Really? What kind of crazy/annoying people make alternate exception hierarchies that don't subclass from Exception? There's no good reason for it, and it's really easy to fix if you have done it.
# Ian Bicking

source
> BTW, I've been wanting a really good generic library to handle unexpected exceptions

I've had really good luck with Mongoose (http://themongoose.sourceforge.net/).  You register exception handlers for uncaught
exceptions.  It comes with one that does logging, one that emails, etc.  One other interesting feature is that it hashes the
exception type, file name, function name, and other stuff to generate a "Mongoose Incident Identifier(TM)" so you
(theoretically) have a unique identifier for each independent bug.
# Ian Bicking

Cool -- I hadn't seen Mongoose before, I'll definitely check it out.
# Ian Bicking

source
Catching all exceptions is bad, because it shows that you do not know how your program works.
Any exception IS predictable, we are talking computer programs, not random static.

Sometimes you need a program to crash or properly raise exceptions. Reraising only works if
the clean-up action doesn't raise any exceptions, as discussed earlier.  Here's the deal,
only catch exceptions that you except. If an exception you don't expect is raised that
means you have a bug, you fix the bug and add the proper handling of that exception.

I've seen many Java programmers do

try {
  yada
} catch (Exception e) {
  System.err.println("Error occurred: " + e.getMessage());
}

and this sucks TREMENDOUSLY if you are trying to debug a program. Sometimes you want your
program to crash and burn, just to let you know that something is really wrong.
Even user input is predictable enough to write exact error handling.
Catching all exception may cure the symptoms, but not the cause; fix the cause instead.
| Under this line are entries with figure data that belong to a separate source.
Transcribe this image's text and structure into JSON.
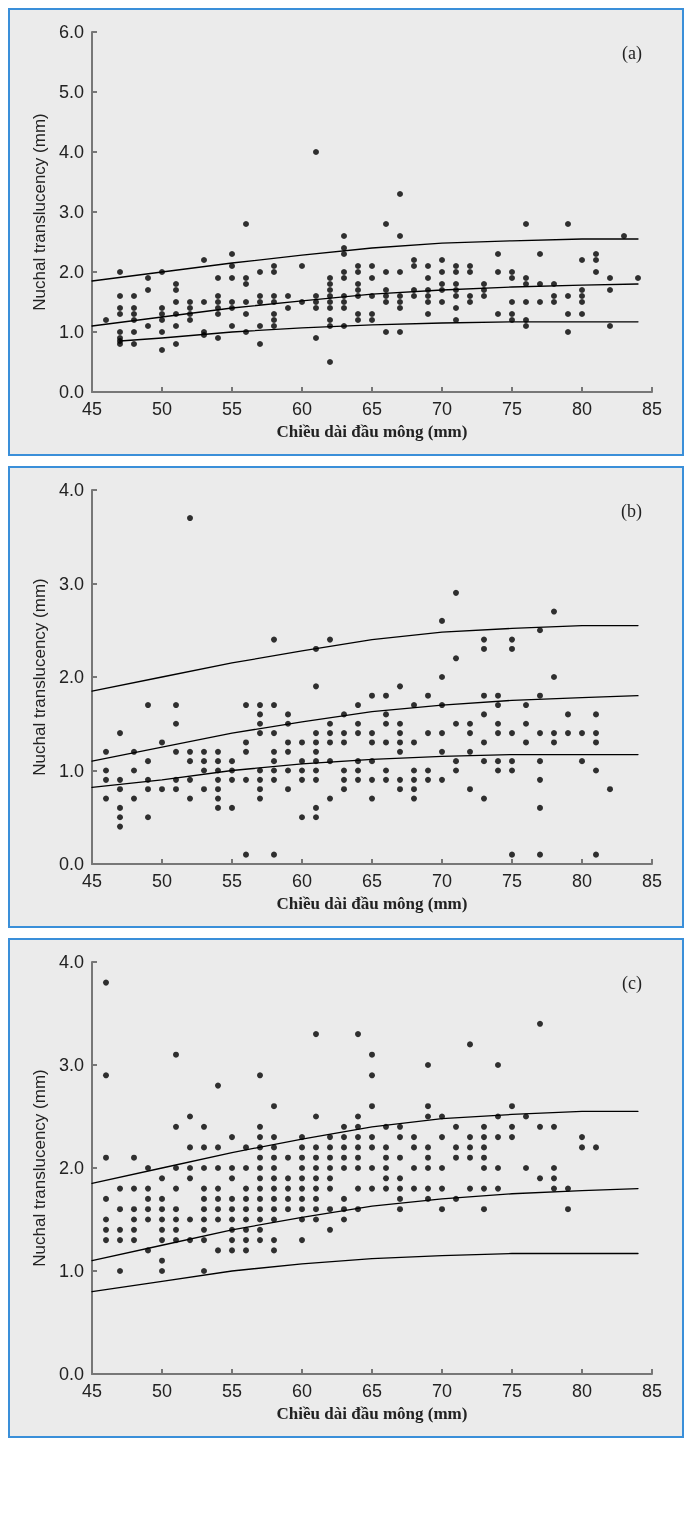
{
  "chart_data": [
    {
      "type": "scatter",
      "annotations": [
        "(a)"
      ],
      "xlabel": "Chiều dài đầu mông (mm)",
      "ylabel": "Nuchal translucency (mm)",
      "xlim": [
        45,
        85
      ],
      "xticks": [
        45,
        50,
        55,
        60,
        65,
        70,
        75,
        80,
        85
      ],
      "ylim": [
        0,
        6
      ],
      "yticks": [
        {
          "value": 0,
          "label": "0.0"
        },
        {
          "value": 1,
          "label": "1.0"
        },
        {
          "value": 2,
          "label": "2.0"
        },
        {
          "value": 3,
          "label": "3.0"
        },
        {
          "value": 4,
          "label": "4.0"
        },
        {
          "value": 5,
          "label": "5.0"
        },
        {
          "value": 6,
          "label": "6.0"
        }
      ],
      "grid": false,
      "marker": "circle",
      "series": [
        {
          "color": "#000000",
          "x": [
            46,
            47,
            47,
            47,
            47,
            47,
            47,
            47,
            47,
            48,
            48,
            48,
            48,
            48,
            48,
            49,
            49,
            49,
            50,
            50,
            50,
            50,
            50,
            50,
            51,
            51,
            51,
            51,
            51,
            51,
            52,
            52,
            52,
            52,
            53,
            53,
            53,
            53,
            54,
            54,
            54,
            54,
            54,
            54,
            55,
            55,
            55,
            55,
            55,
            55,
            56,
            56,
            56,
            56,
            56,
            56,
            57,
            57,
            57,
            57,
            57,
            58,
            58,
            58,
            58,
            58,
            58,
            58,
            59,
            59,
            60,
            60,
            61,
            61,
            61,
            61,
            61,
            62,
            62,
            62,
            62,
            62,
            62,
            62,
            62,
            62,
            63,
            63,
            63,
            63,
            63,
            63,
            63,
            63,
            63,
            64,
            64,
            64,
            64,
            64,
            64,
            64,
            65,
            65,
            65,
            65,
            65,
            66,
            66,
            66,
            66,
            66,
            66,
            67,
            67,
            67,
            67,
            67,
            67,
            67,
            68,
            68,
            68,
            68,
            69,
            69,
            69,
            69,
            69,
            69,
            70,
            70,
            70,
            70,
            70,
            71,
            71,
            71,
            71,
            71,
            71,
            71,
            72,
            72,
            72,
            72,
            73,
            73,
            73,
            74,
            74,
            74,
            75,
            75,
            75,
            75,
            75,
            76,
            76,
            76,
            76,
            76,
            76,
            77,
            77,
            77,
            78,
            78,
            78,
            79,
            79,
            79,
            79,
            80,
            80,
            80,
            80,
            80,
            81,
            81,
            81,
            82,
            82,
            82,
            83,
            84
          ],
          "values": [
            1.2,
            2.0,
            1.6,
            1.4,
            1.3,
            1.0,
            0.9,
            0.85,
            0.8,
            1.6,
            1.4,
            1.3,
            1.2,
            1.0,
            0.8,
            1.9,
            1.7,
            1.1,
            2.0,
            1.4,
            1.3,
            1.2,
            1.0,
            0.7,
            1.8,
            1.7,
            1.5,
            1.3,
            1.1,
            0.8,
            1.5,
            1.4,
            1.3,
            1.2,
            2.2,
            1.5,
            1.0,
            0.95,
            1.9,
            1.6,
            1.5,
            1.4,
            1.3,
            0.9,
            2.3,
            2.1,
            1.9,
            1.5,
            1.4,
            1.1,
            2.8,
            1.9,
            1.8,
            1.5,
            1.3,
            1.0,
            2.0,
            1.6,
            1.5,
            1.1,
            0.8,
            2.1,
            2.0,
            1.6,
            1.5,
            1.3,
            1.2,
            1.1,
            1.6,
            1.4,
            2.1,
            1.5,
            4.0,
            1.6,
            1.5,
            1.4,
            0.9,
            1.9,
            1.8,
            1.7,
            1.6,
            1.5,
            1.4,
            1.2,
            1.1,
            0.5,
            2.6,
            2.4,
            2.3,
            2.0,
            1.9,
            1.6,
            1.5,
            1.4,
            1.1,
            2.1,
            2.0,
            1.8,
            1.7,
            1.6,
            1.3,
            1.2,
            2.1,
            1.9,
            1.6,
            1.3,
            1.2,
            2.8,
            2.0,
            1.7,
            1.6,
            1.5,
            1.0,
            3.3,
            2.6,
            2.0,
            1.6,
            1.5,
            1.4,
            1.0,
            2.2,
            2.1,
            1.7,
            1.6,
            2.1,
            1.9,
            1.7,
            1.6,
            1.5,
            1.3,
            2.2,
            2.0,
            1.8,
            1.7,
            1.5,
            2.1,
            2.0,
            1.8,
            1.7,
            1.6,
            1.4,
            1.2,
            2.1,
            2.0,
            1.6,
            1.5,
            1.8,
            1.7,
            1.6,
            2.3,
            2.0,
            1.3,
            2.0,
            1.9,
            1.5,
            1.3,
            1.2,
            2.8,
            1.9,
            1.8,
            1.5,
            1.2,
            1.1,
            2.3,
            1.8,
            1.5,
            1.8,
            1.6,
            1.5,
            2.8,
            1.6,
            1.3,
            1.0,
            2.2,
            1.7,
            1.6,
            1.5,
            1.3,
            2.3,
            2.2,
            2.0,
            1.9,
            1.7,
            1.1,
            2.6,
            1.9
          ]
        },
        {
          "type": "line",
          "color": "#000000",
          "marker": "none",
          "x": [
            45,
            50,
            55,
            60,
            65,
            70,
            75,
            80,
            84
          ],
          "values": [
            1.85,
            2.0,
            2.15,
            2.28,
            2.4,
            2.48,
            2.52,
            2.55,
            2.55
          ]
        },
        {
          "type": "line",
          "color": "#000000",
          "marker": "none",
          "x": [
            45,
            50,
            55,
            60,
            65,
            70,
            75,
            80,
            84
          ],
          "values": [
            1.1,
            1.25,
            1.4,
            1.52,
            1.63,
            1.7,
            1.75,
            1.78,
            1.8
          ]
        },
        {
          "type": "line",
          "color": "#000000",
          "marker": "none",
          "x": [
            47,
            50,
            55,
            60,
            65,
            70,
            75,
            80,
            84
          ],
          "values": [
            0.85,
            0.9,
            1.0,
            1.07,
            1.12,
            1.15,
            1.17,
            1.17,
            1.17
          ]
        }
      ]
    },
    {
      "type": "scatter",
      "annotations": [
        "(b)"
      ],
      "xlabel": "Chiều dài đầu mông (mm)",
      "ylabel": "Nuchal translucency (mm)",
      "xlim": [
        45,
        85
      ],
      "xticks": [
        45,
        50,
        55,
        60,
        65,
        70,
        75,
        80,
        85
      ],
      "ylim": [
        0,
        4
      ],
      "yticks": [
        {
          "value": 0,
          "label": "0.0"
        },
        {
          "value": 1,
          "label": "1.0"
        },
        {
          "value": 2,
          "label": "2.0"
        },
        {
          "value": 3,
          "label": "3.0"
        },
        {
          "value": 4,
          "label": "4.0"
        }
      ],
      "grid": false,
      "marker": "circle",
      "series": [
        {
          "color": "#000000",
          "x": [
            46,
            46,
            46,
            46,
            47,
            47,
            47,
            47,
            47,
            47,
            48,
            48,
            48,
            49,
            49,
            49,
            49,
            49,
            50,
            50,
            51,
            51,
            51,
            51,
            51,
            52,
            52,
            52,
            52,
            52,
            53,
            53,
            53,
            53,
            54,
            54,
            54,
            54,
            54,
            54,
            54,
            55,
            55,
            55,
            55,
            56,
            56,
            56,
            56,
            56,
            57,
            57,
            57,
            57,
            57,
            57,
            57,
            57,
            58,
            58,
            58,
            58,
            58,
            58,
            58,
            58,
            59,
            59,
            59,
            59,
            59,
            59,
            60,
            60,
            60,
            60,
            60,
            61,
            61,
            61,
            61,
            61,
            61,
            61,
            61,
            61,
            61,
            62,
            62,
            62,
            62,
            62,
            62,
            63,
            63,
            63,
            63,
            63,
            63,
            64,
            64,
            64,
            64,
            64,
            64,
            65,
            65,
            65,
            65,
            65,
            65,
            66,
            66,
            66,
            66,
            66,
            66,
            67,
            67,
            67,
            67,
            67,
            67,
            67,
            68,
            68,
            68,
            68,
            68,
            68,
            69,
            69,
            69,
            69,
            70,
            70,
            70,
            70,
            70,
            70,
            71,
            71,
            71,
            71,
            71,
            72,
            72,
            72,
            72,
            73,
            73,
            73,
            73,
            73,
            73,
            73,
            74,
            74,
            74,
            74,
            74,
            74,
            75,
            75,
            75,
            75,
            75,
            75,
            76,
            76,
            76,
            77,
            77,
            77,
            77,
            77,
            77,
            77,
            78,
            78,
            78,
            78,
            79,
            79,
            80,
            80,
            81,
            81,
            81,
            81,
            81,
            82
          ],
          "values": [
            1.2,
            1.0,
            0.9,
            0.7,
            1.4,
            0.9,
            0.8,
            0.6,
            0.5,
            0.4,
            1.2,
            1.0,
            0.7,
            1.7,
            1.1,
            0.9,
            0.8,
            0.5,
            1.3,
            0.8,
            1.7,
            1.5,
            1.2,
            0.9,
            0.8,
            3.7,
            1.2,
            1.1,
            0.9,
            0.7,
            1.2,
            1.1,
            1.0,
            0.8,
            1.2,
            1.1,
            1.0,
            0.9,
            0.8,
            0.7,
            0.6,
            1.1,
            1.0,
            0.9,
            0.6,
            1.7,
            1.3,
            1.2,
            0.9,
            0.1,
            1.7,
            1.6,
            1.5,
            1.4,
            1.0,
            0.9,
            0.8,
            0.7,
            2.4,
            1.7,
            1.4,
            1.2,
            1.1,
            1.0,
            0.9,
            0.1,
            1.6,
            1.5,
            1.3,
            1.2,
            1.0,
            0.8,
            1.3,
            1.1,
            1.0,
            0.9,
            0.5,
            2.3,
            1.9,
            1.4,
            1.3,
            1.2,
            1.1,
            1.0,
            0.9,
            0.6,
            0.5,
            2.4,
            1.5,
            1.4,
            1.3,
            1.1,
            0.7,
            1.6,
            1.4,
            1.3,
            1.0,
            0.9,
            0.8,
            1.7,
            1.5,
            1.4,
            1.1,
            1.0,
            0.9,
            1.8,
            1.4,
            1.3,
            1.1,
            0.9,
            0.7,
            1.8,
            1.6,
            1.5,
            1.3,
            1.0,
            0.9,
            1.9,
            1.5,
            1.4,
            1.3,
            1.2,
            0.9,
            0.8,
            1.7,
            1.3,
            1.0,
            0.9,
            0.8,
            0.7,
            1.8,
            1.4,
            1.0,
            0.9,
            2.6,
            2.0,
            1.7,
            1.4,
            1.2,
            0.9,
            2.9,
            2.2,
            1.5,
            1.1,
            1.0,
            1.5,
            1.4,
            1.2,
            0.8,
            2.4,
            2.3,
            1.8,
            1.6,
            1.3,
            1.1,
            0.7,
            1.8,
            1.7,
            1.5,
            1.4,
            1.1,
            1.0,
            2.4,
            2.3,
            1.4,
            1.1,
            1.0,
            0.1,
            1.7,
            1.5,
            1.3,
            2.5,
            1.8,
            1.4,
            1.1,
            0.9,
            0.6,
            0.1,
            2.7,
            2.0,
            1.4,
            1.3,
            1.6,
            1.4,
            1.4,
            1.1,
            1.6,
            1.4,
            1.3,
            1.0,
            0.1,
            0.8
          ]
        },
        {
          "type": "line",
          "color": "#000000",
          "marker": "none",
          "x": [
            45,
            50,
            55,
            60,
            65,
            70,
            75,
            80,
            84
          ],
          "values": [
            1.85,
            2.0,
            2.15,
            2.28,
            2.4,
            2.48,
            2.52,
            2.55,
            2.55
          ]
        },
        {
          "type": "line",
          "color": "#000000",
          "marker": "none",
          "x": [
            45,
            50,
            55,
            60,
            65,
            70,
            75,
            80,
            84
          ],
          "values": [
            1.1,
            1.25,
            1.4,
            1.52,
            1.63,
            1.7,
            1.75,
            1.78,
            1.8
          ]
        },
        {
          "type": "line",
          "color": "#000000",
          "marker": "none",
          "x": [
            45,
            50,
            55,
            60,
            65,
            70,
            75,
            80,
            84
          ],
          "values": [
            0.82,
            0.9,
            1.0,
            1.07,
            1.12,
            1.15,
            1.17,
            1.17,
            1.17
          ]
        }
      ]
    },
    {
      "type": "scatter",
      "annotations": [
        "(c)"
      ],
      "xlabel": "Chiều dài đầu mông (mm)",
      "ylabel": "Nuchal translucency (mm)",
      "xlim": [
        45,
        85
      ],
      "xticks": [
        45,
        50,
        55,
        60,
        65,
        70,
        75,
        80,
        85
      ],
      "ylim": [
        0,
        4
      ],
      "yticks": [
        {
          "value": 0,
          "label": "0.0"
        },
        {
          "value": 1,
          "label": "1.0"
        },
        {
          "value": 2,
          "label": "2.0"
        },
        {
          "value": 3,
          "label": "3.0"
        },
        {
          "value": 4,
          "label": "4.0"
        }
      ],
      "grid": false,
      "marker": "circle",
      "series": [
        {
          "color": "#000000",
          "x": [
            46,
            46,
            46,
            46,
            46,
            46,
            46,
            47,
            47,
            47,
            47,
            47,
            48,
            48,
            48,
            48,
            48,
            48,
            49,
            49,
            49,
            49,
            49,
            49,
            50,
            50,
            50,
            50,
            50,
            50,
            50,
            50,
            51,
            51,
            51,
            51,
            51,
            51,
            51,
            51,
            52,
            52,
            52,
            52,
            52,
            52,
            53,
            53,
            53,
            53,
            53,
            53,
            53,
            53,
            53,
            53,
            54,
            54,
            54,
            54,
            54,
            54,
            54,
            54,
            55,
            55,
            55,
            55,
            55,
            55,
            55,
            55,
            55,
            56,
            56,
            56,
            56,
            56,
            56,
            56,
            56,
            56,
            57,
            57,
            57,
            57,
            57,
            57,
            57,
            57,
            57,
            57,
            57,
            57,
            57,
            58,
            58,
            58,
            58,
            58,
            58,
            58,
            58,
            58,
            58,
            58,
            58,
            59,
            59,
            59,
            59,
            59,
            60,
            60,
            60,
            60,
            60,
            60,
            60,
            60,
            60,
            60,
            61,
            61,
            61,
            61,
            61,
            61,
            61,
            61,
            61,
            61,
            62,
            62,
            62,
            62,
            62,
            62,
            62,
            62,
            63,
            63,
            63,
            63,
            63,
            63,
            63,
            63,
            64,
            64,
            64,
            64,
            64,
            64,
            64,
            64,
            64,
            65,
            65,
            65,
            65,
            65,
            65,
            65,
            66,
            66,
            66,
            66,
            66,
            66,
            67,
            67,
            67,
            67,
            67,
            67,
            67,
            68,
            68,
            68,
            68,
            69,
            69,
            69,
            69,
            69,
            69,
            69,
            69,
            70,
            70,
            70,
            70,
            70,
            71,
            71,
            71,
            71,
            72,
            72,
            72,
            72,
            72,
            73,
            73,
            73,
            73,
            73,
            73,
            73,
            74,
            74,
            74,
            74,
            74,
            75,
            75,
            75,
            76,
            76,
            77,
            77,
            77,
            78,
            78,
            78,
            78,
            79,
            79,
            80,
            80,
            81
          ],
          "values": [
            3.8,
            2.9,
            2.1,
            1.7,
            1.5,
            1.4,
            1.3,
            1.8,
            1.6,
            1.4,
            1.3,
            1.0,
            2.1,
            1.8,
            1.6,
            1.5,
            1.4,
            1.3,
            2.0,
            1.8,
            1.7,
            1.6,
            1.5,
            1.2,
            1.9,
            1.7,
            1.6,
            1.5,
            1.4,
            1.3,
            1.1,
            1.0,
            3.1,
            2.4,
            2.0,
            1.8,
            1.6,
            1.5,
            1.4,
            1.3,
            2.5,
            2.2,
            2.0,
            1.9,
            1.5,
            1.3,
            2.4,
            2.2,
            2.0,
            1.8,
            1.7,
            1.6,
            1.5,
            1.4,
            1.3,
            1.0,
            2.8,
            2.2,
            2.0,
            1.8,
            1.7,
            1.6,
            1.5,
            1.2,
            2.3,
            2.0,
            1.9,
            1.7,
            1.6,
            1.5,
            1.4,
            1.3,
            1.2,
            2.2,
            2.0,
            1.8,
            1.7,
            1.6,
            1.5,
            1.4,
            1.3,
            1.2,
            2.9,
            2.4,
            2.3,
            2.2,
            2.1,
            2.0,
            1.9,
            1.8,
            1.7,
            1.6,
            1.5,
            1.4,
            1.3,
            2.6,
            2.3,
            2.2,
            2.1,
            2.0,
            1.9,
            1.8,
            1.7,
            1.6,
            1.5,
            1.3,
            1.2,
            2.1,
            1.9,
            1.8,
            1.7,
            1.6,
            2.3,
            2.2,
            2.1,
            2.0,
            1.9,
            1.8,
            1.7,
            1.6,
            1.5,
            1.3,
            3.3,
            2.5,
            2.2,
            2.1,
            2.0,
            1.9,
            1.8,
            1.7,
            1.6,
            1.5,
            2.3,
            2.2,
            2.1,
            2.0,
            1.9,
            1.8,
            1.6,
            1.4,
            2.4,
            2.3,
            2.2,
            2.1,
            2.0,
            1.7,
            1.6,
            1.5,
            3.3,
            2.5,
            2.4,
            2.3,
            2.2,
            2.1,
            2.0,
            1.8,
            1.6,
            3.1,
            2.9,
            2.6,
            2.3,
            2.2,
            2.0,
            1.8,
            2.4,
            2.2,
            2.1,
            2.0,
            1.9,
            1.8,
            2.4,
            2.3,
            2.1,
            1.9,
            1.8,
            1.7,
            1.6,
            2.3,
            2.2,
            2.0,
            1.8,
            3.0,
            2.6,
            2.5,
            2.2,
            2.1,
            2.0,
            1.8,
            1.7,
            2.5,
            2.3,
            2.0,
            1.8,
            1.6,
            2.4,
            2.2,
            2.1,
            1.7,
            3.2,
            2.3,
            2.2,
            2.1,
            1.8,
            2.4,
            2.3,
            2.2,
            2.1,
            2.0,
            1.8,
            1.6,
            3.0,
            2.5,
            2.3,
            2.0,
            1.8,
            2.6,
            2.4,
            2.3,
            2.5,
            2.0,
            3.4,
            2.4,
            1.9,
            2.4,
            2.0,
            1.9,
            1.8,
            1.8,
            1.6,
            2.3,
            2.2,
            2.2
          ]
        },
        {
          "type": "line",
          "color": "#000000",
          "marker": "none",
          "x": [
            45,
            50,
            55,
            60,
            65,
            70,
            75,
            80,
            84
          ],
          "values": [
            1.85,
            2.0,
            2.15,
            2.28,
            2.4,
            2.48,
            2.52,
            2.55,
            2.55
          ]
        },
        {
          "type": "line",
          "color": "#000000",
          "marker": "none",
          "x": [
            45,
            50,
            55,
            60,
            65,
            70,
            75,
            80,
            84
          ],
          "values": [
            1.1,
            1.25,
            1.4,
            1.52,
            1.63,
            1.7,
            1.75,
            1.78,
            1.8
          ]
        },
        {
          "type": "line",
          "color": "#000000",
          "marker": "none",
          "x": [
            45,
            50,
            55,
            60,
            65,
            70,
            75,
            80,
            84
          ],
          "values": [
            0.8,
            0.9,
            1.0,
            1.07,
            1.12,
            1.15,
            1.17,
            1.17,
            1.17
          ]
        }
      ]
    }
  ]
}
Finally, it might be OK to catch all exceptions if it is imperitive that your
process/thread do not stop. In that case, try catching the exception at the highest
possible level and log with full stacktrace and give as much debug input as possible.
However, on many systems bugs might just as well end the process and send the stacktrace
to stderr. I've seen too many bad things happen with processes that should have been
terminated due to bugs, but poor programming let the processes continue doing bad things
to the rest of the system.
# Ian Bicking

I was surprised to be ego-Googling for my Mongoose project a short time after there was some discussion about it! :-)

I'm intrigued to know who wrote "I've had really good luck with Mongoose" and what they've been using it for, as I wasn't aware of anyone who was actively using outside its original deployment. (I was confused because that comment appeared to be Ian replying to himself.)

I liked the Incident Identifier idea a lot and would be most interested in it being adopted by other similar projects.